Читаем Горький шоколад полностью

Площадь была почти пустой – голубей, неотъемлемой части пейзажа, не было вовсе: не только люди, но и птицы попрятались от дождя. «Увидеть Венецию и умереть!» – перефразировала она слова классика. И правда, красивее этого города Ника ничего не видела. Высоко задирая голову, она шла по площади, разглядывая барельефы, фрески и мозаику, колонны святого Марка и Теодора, часовую башню, здания Старой и Новой прокурации, библиотеку, и вышла на пьяцетту – небольшую площадку у канала, предваряющую большую пьяццу. Ника постояла у воды, зеленой и мутноватой, вглядываясь в укрытую дымкой тумана базилику Санта-Мария-делла-Салюте.

Золотая голубятня у воды,Ласковой и млеюще-зеленойЗаметает ветерок соленыйЧерных лодок узкие следы.<…>Как на древнем, выцветшем холсте,Стынет небо тускло-голубое,Но не тесно в этой теснотеИ не душно с сырости и зное[3].

Пару минут раздумывала, не окликнуть ли ей гондольера, но было так сыро и ветрено, что она не решилась.

Холодный ветер от лагуны.Гондол безмолвные гроба.Я в эту ночь – больной и юный –Простерт у львиного столба[4].
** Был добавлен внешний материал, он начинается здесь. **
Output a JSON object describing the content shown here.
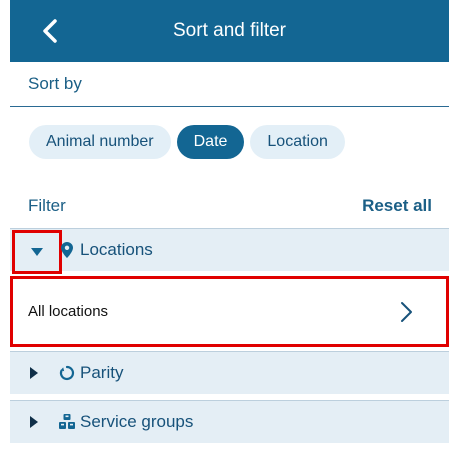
{
  "header": {
    "title": "Sort and filter",
    "back_icon": "chevron-left-icon"
  },
  "sort": {
    "label": "Sort by",
    "options": [
      {
        "label": "Animal number",
        "selected": false
      },
      {
        "label": "Date",
        "selected": true
      },
      {
        "label": "Location",
        "selected": false
      }
    ]
  },
  "filter": {
    "label": "Filter",
    "reset_label": "Reset all",
    "sections": [
      {
        "label": "Locations",
        "icon": "location-pin-icon",
        "expanded": true
      },
      {
        "label": "Parity",
        "icon": "parity-cycle-icon",
        "expanded": false
      },
      {
        "label": "Service groups",
        "icon": "service-groups-icon",
        "expanded": false
      }
    ],
    "locations_option": {
      "label": "All locations",
      "icon": "chevron-right-icon"
    }
  },
  "colors": {
    "primary": "#136693",
    "chip_bg": "#e3eff7",
    "row_bg": "#e4eef5",
    "highlight": "#e00000"
  }
}
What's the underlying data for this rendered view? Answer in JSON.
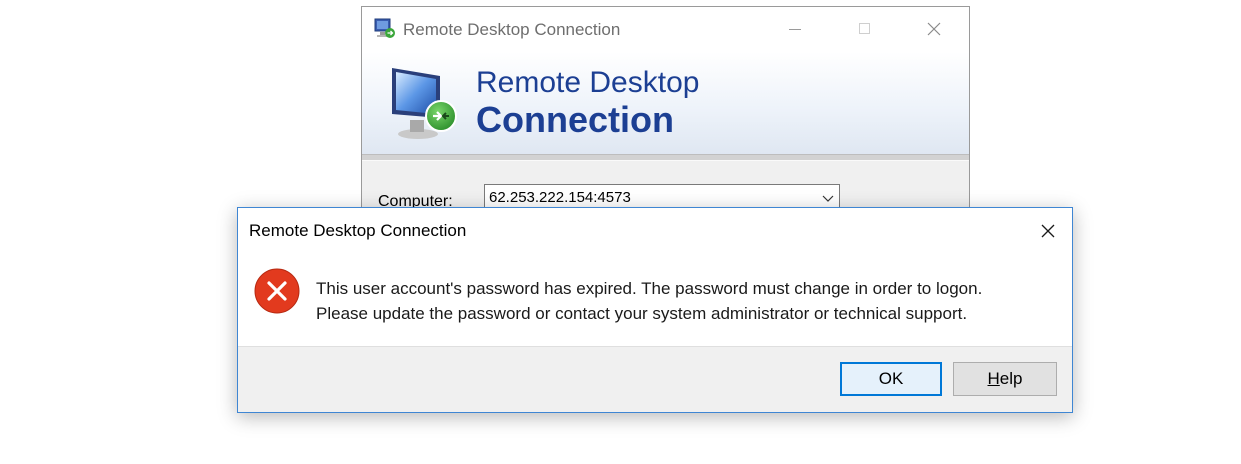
{
  "main_window": {
    "title": "Remote Desktop Connection",
    "banner": {
      "line1": "Remote Desktop",
      "line2": "Connection"
    },
    "computer_label": "Computer:",
    "computer_value": "62.253.222.154:4573"
  },
  "dialog": {
    "title": "Remote Desktop Connection",
    "icon": "error-icon",
    "message_line1": "This user account's password has expired. The password must change in order to logon.",
    "message_line2": "Please update the password or contact your system administrator or technical support.",
    "buttons": {
      "ok": "OK",
      "help_first_letter": "H",
      "help_rest": "elp"
    }
  },
  "colors": {
    "banner_text": "#1c3f93",
    "dialog_border": "#3f86d3",
    "error_red": "#e23a1e",
    "default_button_border": "#0078d7"
  }
}
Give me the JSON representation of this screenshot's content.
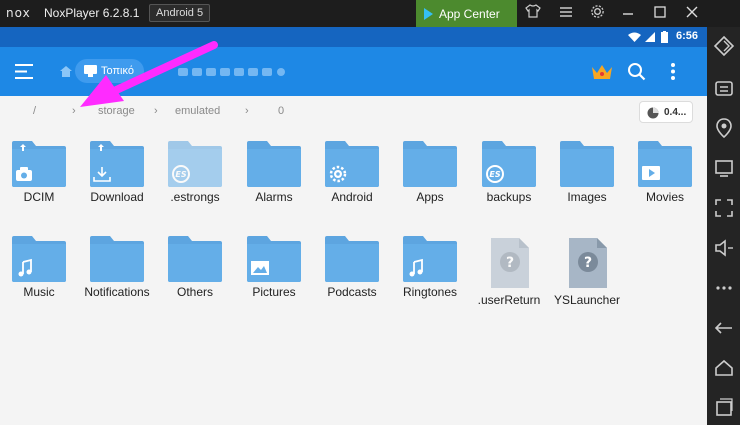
{
  "window": {
    "logo": "nox",
    "title": "NoxPlayer 6.2.8.1",
    "android_badge": "Android 5",
    "app_center": "App Center"
  },
  "status": {
    "time": "6:56"
  },
  "toolbar": {
    "location_chip": "Τοπικό"
  },
  "path": {
    "segments": [
      "/",
      "storage",
      "emulated",
      "0"
    ],
    "storage_usage": "0.4..."
  },
  "folders": [
    {
      "label": "DCIM",
      "badge": "camera",
      "faded": false
    },
    {
      "label": "Download",
      "badge": "download",
      "faded": false
    },
    {
      "label": ".estrongs",
      "badge": "es",
      "faded": true
    },
    {
      "label": "Alarms",
      "badge": "",
      "faded": false
    },
    {
      "label": "Android",
      "badge": "gear",
      "faded": false
    },
    {
      "label": "Apps",
      "badge": "",
      "faded": false
    },
    {
      "label": "backups",
      "badge": "es",
      "faded": false
    },
    {
      "label": "Images",
      "badge": "",
      "faded": false
    },
    {
      "label": "Movies",
      "badge": "play",
      "faded": false
    },
    {
      "label": "Music",
      "badge": "music",
      "faded": false
    },
    {
      "label": "Notifications",
      "badge": "",
      "faded": false
    },
    {
      "label": "Others",
      "badge": "",
      "faded": false
    },
    {
      "label": "Pictures",
      "badge": "image",
      "faded": false
    },
    {
      "label": "Podcasts",
      "badge": "",
      "faded": false
    },
    {
      "label": "Ringtones",
      "badge": "music",
      "faded": false
    },
    {
      "label": ".userReturn",
      "badge": "unknown-file",
      "faded": true
    },
    {
      "label": "YSLauncher",
      "badge": "unknown-file",
      "faded": false
    }
  ],
  "colors": {
    "toolbar": "#1e88e5",
    "statusbar": "#1565c0",
    "folder": "#64aee8",
    "folder_tab": "#5da5e0",
    "annotation": "#ff2bff",
    "app_center": "#4c8a2e"
  }
}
У воды она окончательно продрогла и вернулась на площадь. Дождь усилился. Ника спряталась в галерее, под сводами у кафе «Флориан», не решаясь туда войти. Нет, испугали ее не цены, хотя были они, конечно, заоблачными. Но это нормально. Еще бы, посетители там бывали такие, что нечему удивляться: Гёте, Байрон, Казанова, Руссо, Хемингуэй, Модильяни, Стравинский и Бродский. Да и само кафе – место историческое. Его открыли в 1720 году, и оно стало первым местом, где могли собираться и женщины. Бальзак писал – она помнила почти дословно: «Флориан» был и биржей, и театральным фойе, и читальным залом, и исповедальней, коммерсанты обсуждали в нем сделки, адвокаты вели дела своих клиентов, некоторые проводили в нем целый день, и театралы забегали в кафе в антрактах представлений, даваемых в расположенном неподалеку театре «Ла Фениче». Она стояла, вспоминая строки Бродского: «Площадь пустынна, набережная безлюдна…»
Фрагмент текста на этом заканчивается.